神奈川県立近代美術館(鎌倉館)で「岡村桂三郎展」を見てきました。
http://www.moma.pref.kanagawa.jp/public/HallTop.do?hl=k
まずその巨大さに圧倒される。薄暗い照明の中に屹立する木製のパネルは屏風絵というよりは壁画で、マチエールに直接刻み込まれた線と色から諸作品が絵画ではなく二次元的な彫刻のようだなぁ、などと思う*1。神話伝説的なモチーフとも相まってまるで「D&D的な」*2迷路を歩いているような、そんな気分にさせられる。図録ではプリミティブな観点からラスコーなどの「洞窟」といっているが、総じてダンジョン的な楽しさがある。物によってはパネルの裏まで見られるのである種「学園祭」的ですらある。いや実に、楽しい。

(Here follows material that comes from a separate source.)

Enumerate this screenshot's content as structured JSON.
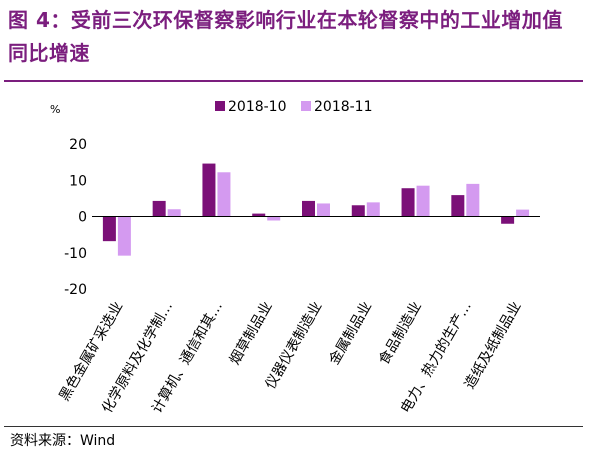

美術作品をみるには適切な距離というものがあって、それは個々人に於いて違うし、その上で作品ごとに当然異なる。是々非々的に対応される。思うにこの展覧会の出品物はどれも巨大過ぎて近くでは何が描かれているのか良くわからない。モノトーンの作風と薄暗い照明はさらにその判り難さを加速させ、とらえどころがない。これを図録で見れば一目瞭然、なにがどのように配置され、全体としてなにが描かれているのかはっきり判る。捉えられる。
でもそのことは会場で現物を歩きながら味わった「わからない」や「とらえどころがない」楽しさに到底及ばないのだ。一番見たかった「獅子08−1」――これは非常によい距離感で鑑賞でき、会場配置に大変感激した――はもうじき東京でやる別展*3に出品されるんだけど、ちょっと無理して遠出した甲斐があったというものだな。
ちなみに同一チケットで入場できる鎌倉別館の「小宇宙(ミクロコスモス)への情熱」
http://www.moma.pref.kanagawa.jp/public/HallTop.do?hl=a
では本館とは対照的に小さく細密なものを中心にした版画展で、これは近寄って「目」で見ないと面白くない。サイトには三枚しか作品が上げられていないけれども、幻想的な作品など数多くあってこちらも非常に楽しめた。往時に社会思想社や東京創元社から出てたFFすなわち「ファイティング・ファンタジー系」*4のゲームブック好きの同志には強固にオススメする。
*3:http://www.newotani.co.jp/group/museum/exhibition/nikkei_200811/index.html
*4:どんな拷問に遭わせられようとも「ファイナルファンタジー」などとは言わぬッ!